What can broadly be considered raiding strategy deserves consideration as an alternative to global counterinsurgency. However, its utility is limited and must be bounded within a broader review of American grand strategy. This paper addresses the utility and limitations of raiding and punitive expeditions. Both raiding and global counterinsurgency are valuable approaches in pursuit of strategic goals but should not be elevated to the centerpiece of national security policy–especially in light of underdetermined grand strategy.

….Even if we could develop a metric for the requisite amount of force to be employed, we would still encounter objections to raiding based on an awareness of political affairs and bureaucratic infighting. Defense pundits discussing proposed strategies seem to implicitly assume that the United States is a state with strong executive planning organs and a political culture capable of digesting sophisticated strategies; a kind of 21st century version of Moltke’s Prussia. Instead, we live in a political culture more aptly chronicled by the creators of South Park.

2 Responses to “Elkus on “The Strategic Raid””

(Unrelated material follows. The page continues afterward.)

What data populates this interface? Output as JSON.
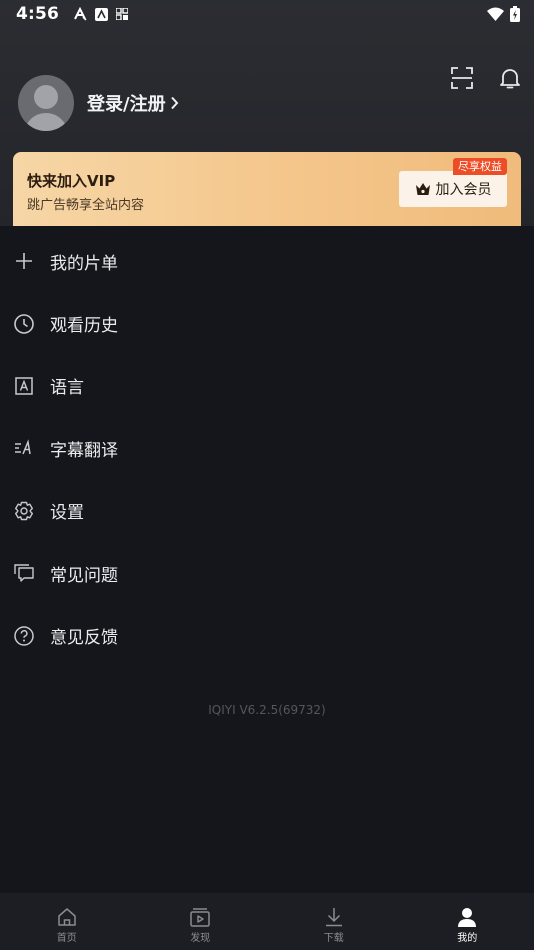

  1. Lexington Green Says:

    This is a superb article. Adam apparently finished his article too early to cite to Joseph Fouche’s Headless Chicken post: http://chicagoboyz.net/archives/12875.html It is brilliant satire, and makes much the same point Adam is making: You can’t do grand strategy unless you make deep, existential choices about who and what you are and what kind of world you want to live in.  If you don’t want to face those questions, you end up just tinkering on a jerry-built machine and rumbling off in some direction set by happenstance and intermittent course corrections.  Usually, the interplay of different interest groups yields some kind of coherent zig zag, as Walter Russell Mead shows in his book Special Providence. http://www.amazon.com/dp/0415935369/?tag=badosaep  I am concerned that our elite is now so much of a monoculture that we are not getting good thinking, but instead a bunch of ill-conceived groupthink and inertial movement.  Mead makes that same point, inter alia, in this recent post. Tom Barnett, to his credit, announces clearly who and what he thinks we are, then ties that to a set of policies.  You can disagree at any point, but the inner logic is coherent given the initial premises.  I see no competing intellectual program which matches this.  I would like to make one up of my own, if I had time! This new book may be pertinent, especially on the topic of aerial control over the Gap. http://press.princeton.edu/titles/9007.html One of thousands in the teeming swarm of books I’d like to read.I have read two of Prof. Headrick’s other books, Technology and Empire and The Tentacles of Progress, both of which are good. http://faculty.roosevelt.edu/Headrick/

  2. zen Says:

    "It is brilliant satire, and makes much the same point Adam is making: You can’t do grand strategy unless you make deep, existential choices about who and what you are and what kind of world you want to live in.  If you don’t want to face those questions, you end up just tinkering on a jerry-built machine and rumbling off in some direction set by happenstance and intermittent course corrections"
    .
    Yep.
    .
    Making such choices tears the functional class unity of the elite apart – their bases want to live in very different Americas and the moderate middle are repelled by the extreme prescriptions of either base. I don’t want to live in a ’68’er, PC racialist, grafter, nanny-state. I don’t want to live in Pat Robertson’s anti-science, magical universe, theocratic America either. So the elite try to ride the tiger of their respective ideologues and useful idiots while keeping themselves, their friends and their children on top.